Palestinian leadership considering more punitive measures against Hamas

“It is not logical that Hamas has a government in Gaza and we fund that government.”

A general view shows the Israeli border with the Gaza Strip, as seen from the Israeli side (photo credit: REUTERS)
A general view shows the Israeli border with the Gaza Strip, as seen from the Israeli side
(photo credit: REUTERS)
The Palestinian leadership in Ramallah is considering either forcing another group of Palestinian Authority employees working in the health and education sectors in the Gaza Strip into early retirement or slashing social welfare payments allocated to the territory as a continuation of its measures to pressure Hamas to cede control of the Strip, Ahmad Majdalani, a close confidante of PA President Mahmoud Abbas, said on Wednesday.
Over the past four months, the Palestinian leadership, headed by Abbas, has cut a number of budgets allocated to Gaza by decreasing electricity supplied to the Strip, slashing Gazan PA employees’ salaries and forcing some of them into early retirement, and reducing payments for medical-related costs there.
Majdalani said Hamas has to choose between “dissolving its administrative committee and empowering the [PA] government to take responsibility in its place or bearing full responsibility for Gaza.”
 
“It is not logical that Hamas has a government in Gaza and we fund that government,” Majdalani said.

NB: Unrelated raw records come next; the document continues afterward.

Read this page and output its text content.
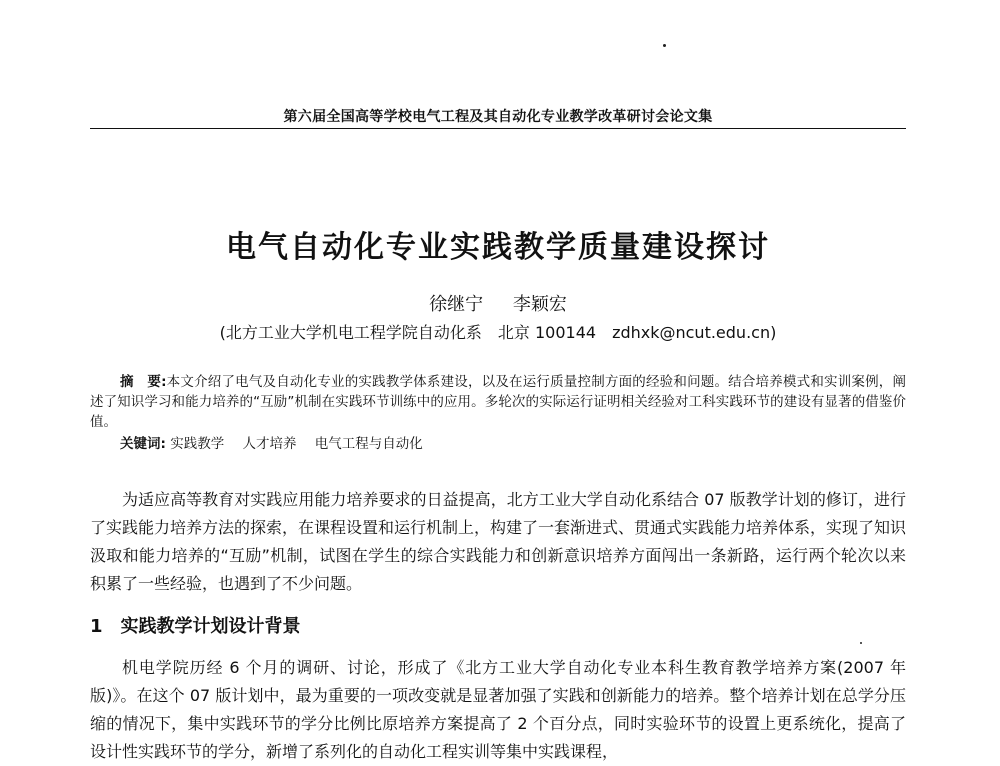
第六届全国高等学校电气工程及其自动化专业教学改革研讨会论文集
电气自动化专业实践教学质量建设探讨
徐继宁 李颖宏
(北方工业大学机电工程学院自动化系　北京 100144　zdhxk@ncut.edu.cn)
摘　要:本文介绍了电气及自动化专业的实践教学体系建设，以及在运行质量控制方面的经验和问题。结合培养模式和实训案例，阐述了知识学习和能力培养的“互励”机制在实践环节训练中的应用。多轮次的实际运行证明相关经验对工科实践环节的建设有显著的借鉴价值。
关键词: 实践教学 人才培养 电气工程与自动化
为适应高等教育对实践应用能力培养要求的日益提高，北方工业大学自动化系结合 07 版教学计划的修订，进行了实践能力培养方法的探索，在课程设置和运行机制上，构建了一套渐进式、贯通式实践能力培养体系，实现了知识汲取和能力培养的“互励”机制，试图在学生的综合实践能力和创新意识培养方面闯出一条新路，运行两个轮次以来积累了一些经验，也遇到了不少问题。
1 实践教学计划设计背景
机电学院历经 6 个月的调研、讨论，形成了《北方工业大学自动化专业本科生教育教学培养方案(2007 年版)》。在这个 07 版计划中，最为重要的一项改变就是显著加强了实践和创新能力的培养。整个培养计划在总学分压缩的情况下，集中实践环节的学分比例比原培养方案提高了 2 个百分点，同时实验环节的设置上更系统化，提高了设计性实践环节的学分，新增了系列化的自动化工程实训等集中实践课程，
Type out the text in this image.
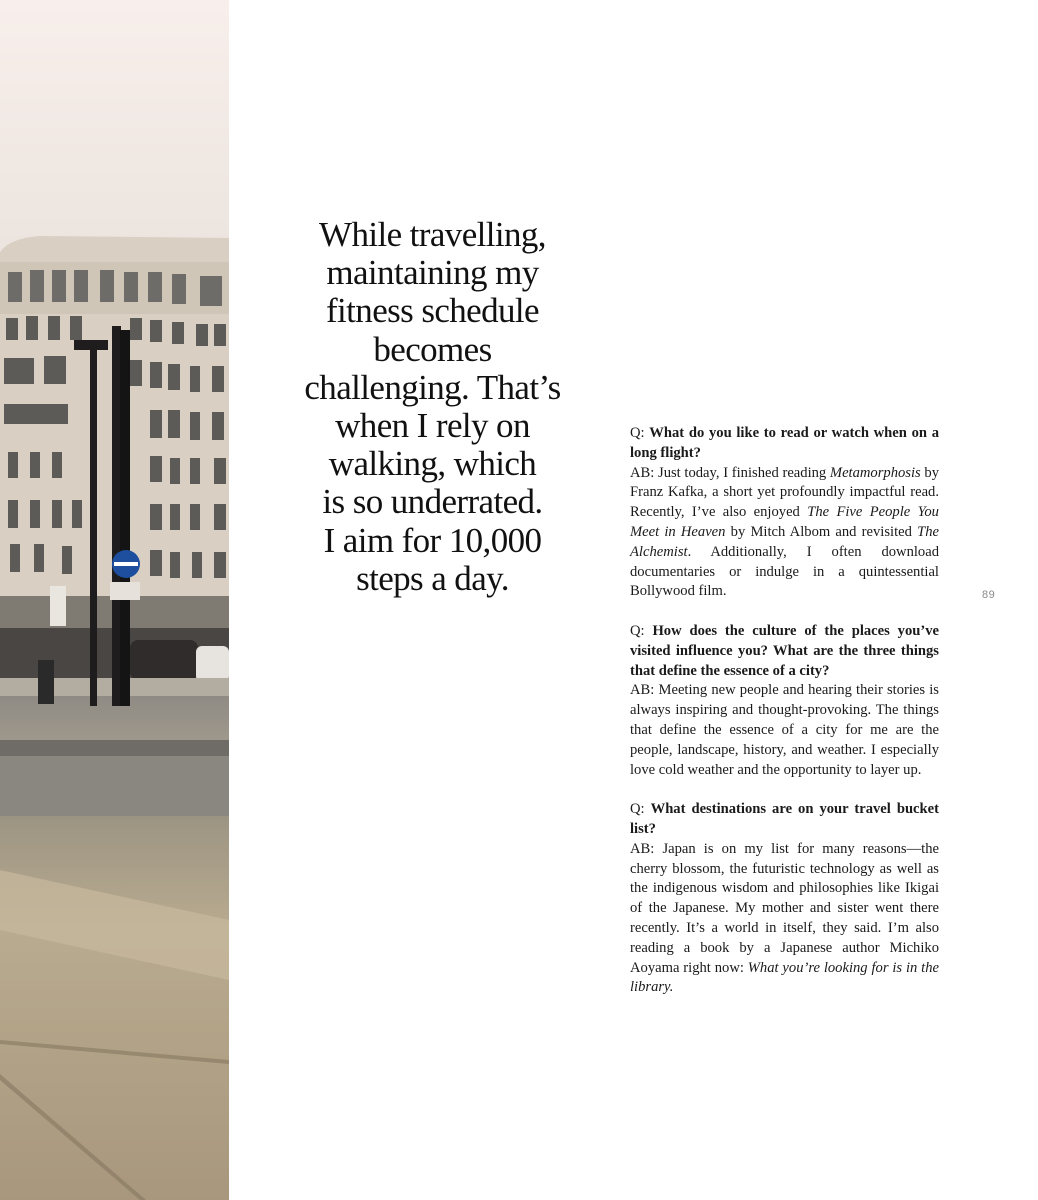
While travelling,
maintaining my
fitness schedule
becomes
challenging. That’s
when I rely on
walking, which
is so underrated.
I aim for 10,000
steps a day.

Q: What do you like to read or watch when on a long flight?

AB: Just today, I finished reading Metamorphosis by Franz Kafka, a short yet profoundly impactful read. Recently, I’ve also enjoyed The Five People You Meet in Heaven by Mitch Albom and revisited The Alchemist. Additionally, I often download documentaries or indulge in a quintessential Bollywood film.

Q: How does the culture of the places you’ve visited influence you? What are the three things that define the essence of a city?

AB: Meeting new people and hearing their stories is always inspiring and thought-provoking. The things that define the essence of a city for me are the people, landscape, history, and weather. I especially love cold weather and the opportunity to layer up.

Q: What destinations are on your travel bucket list?

AB: Japan is on my list for many reasons—the cherry blossom, the futuristic technology as well as the indigenous wisdom and philosophies like Ikigai of the Japanese. My mother and sister went there recently. It’s a world in itself, they said. I’m also reading a book by a Japanese author Michiko Aoyama right now: What you’re looking for is in the library.

89
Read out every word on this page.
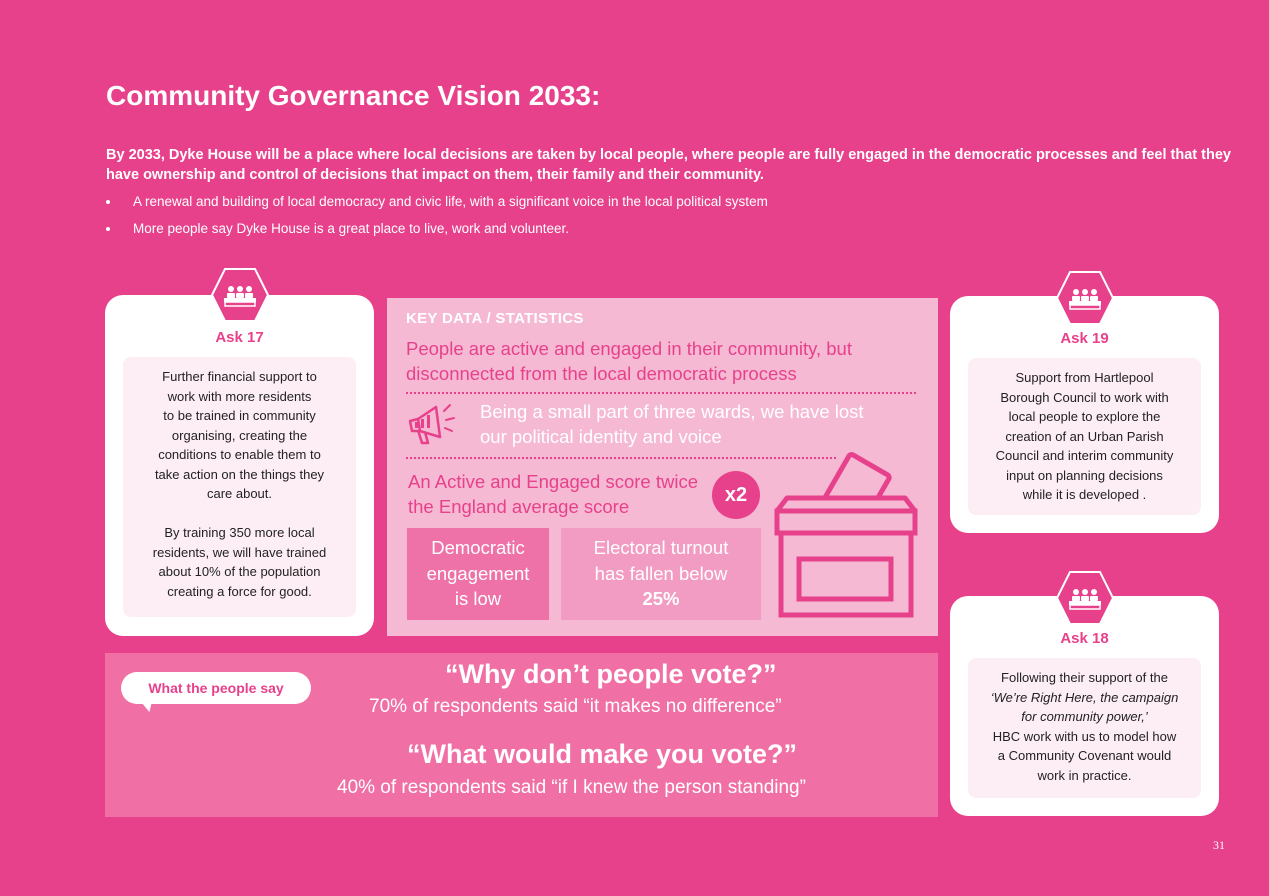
Community Governance Vision 2033:
By 2033, Dyke House will be a place where local decisions are taken by local people, where people are fully engaged in the democratic processes and feel that they have ownership and control of decisions that impact on them, their family and their community.
A renewal and building of local democracy and civic life, with a significant voice in the local political system
More people say Dyke House is a great place to live, work and volunteer.
Ask 17

Further financial support to

work with more residents

to be trained in community

organising, creating the

conditions to enable them to

take action on the things they

care about.

By training 350 more local

residents, we will have trained

about 10% of the population

creating a force for good.

KEY DATA / STATISTICS
People are active and engaged in their community, but disconnected from the local democratic process
Being a small part of three wards, we have lost our political identity and voice
An Active and Engaged score twice the England average score
x2
Democratic
engagement
is low
Electoral turnout
has fallen below
25%
Ask 19

Support from Hartlepool

Borough Council to work with

local people to explore the

creation of an Urban Parish

Council and interim community

input on planning decisions

while it is developed .

Ask 18

Following their support of the

‘We’re Right Here, the campaign

for community power,’

HBC work with us to model how

a Community Covenant would

work in practice.

What the people say	“Why don’t people vote?”
70% of respondents said “it makes no difference”
“What would make you vote?”
40% of respondents said “if I knew the person standing”
31
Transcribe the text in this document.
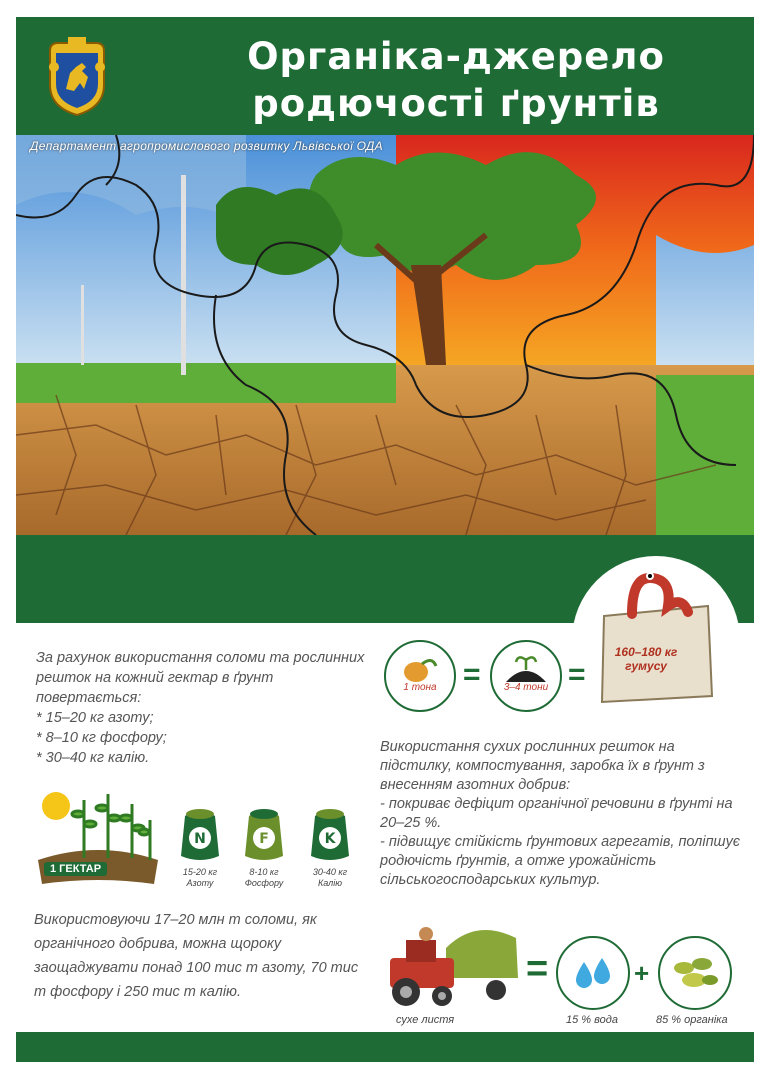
Органіка-джерело
родючості ґрунтів
Департамент агропромислового розвитку Львівської ОДА

За рахунок використання соломи та рослинних решток на кожний гектар в ґрунт повертається:

* 15–20 кг азоту;
* 8–10 кг фосфору;
* 30–40 кг калію.
1 тона =	3–4 тони =
160–180 кг гумусу
1 ГЕКТАР
N
15-20 кг
Азоту
F
8-10 кг
Фосфору
K
30-40 кг
Калію

Використання сухих рослинних решток на підстилку, компостування, заробка їх в ґрунт з внесенням азотних добрив:

- покриває дефіцит органічної речовини в ґрунті на 20–25 %.

- підвищує стійкість ґрунтових агрегатів, поліпшує родючість ґрунтів, а отже урожайність сільськогосподарських культур.

Використовуючи 17–20 млн т соломи, як органічного добрива, можна щороку заощаджувати понад 100 тис т азоту, 70 тис т фосфору і 250 тис т калію.
сухе листя
=
15 % вода
+
85 % органіка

Hamas has controlled Gaza since 2007 when it overthrew the Fatah-dominated PA in the Strip in a violent coup.
In 2014, Hamas and Fatah agreed to establish a PA consensus government with a mandate in the West Bank and Gaza. However, Hamas formally abrogated its commitments to the PA consensus government in March when it formed its administrative committee to run affairs in the Strip.
Majdalani’s comments came a day after Abbas told a meeting of Fatah leaders and cadres in Ramallah that “we are serious in continuing these measures in the case [Hamas] continues to not respond affirmatively to our calls to achieve national unity.”
Majdalani did not specify how many employees the Palestinian leadership is considering forcing into early retirement or how much in welfare payments it is thinking about cutting.
The Palestinian leadership sent 6,145 PA employees in Gaza into early retirement on July 4.
PA Social Development Ministry spokesman Mohammed Hanini said the PA provides assistance of NIS 130 million to 144,000 families in Gaza every three months. He said that each family receives between NIS 750-1,800 depending on its financial situation.
A senior Hamas official admonished Abbas for considering the new punitive measures.
“These measures are a big mistake,” the Hamas official told The Jerusalem Post in a phone call. “Abbas is not doing the right thing and should think about how he can bring the Palestinian people together in reconciliation.”
Other Hamas leaders have taken an even more critical perspective of Abbas in the past several weeks, including some accusing the PA president of besieging Gaza.
“Mahmoud Abbas and [PA] Prime Minister Dr. Rami Hamdallah continue to insist on their role in completing the siege of our people in Gaza and crushing them through many ways and means,” Hamas spokesman Fawzi Barhoum said in a statement in May.
In the past two weeks, Abbas and Hamdallah met separately with Hamas leaders and lawmakers in Ramallah. Neither meeting, according to reports, led to any major breakthrough.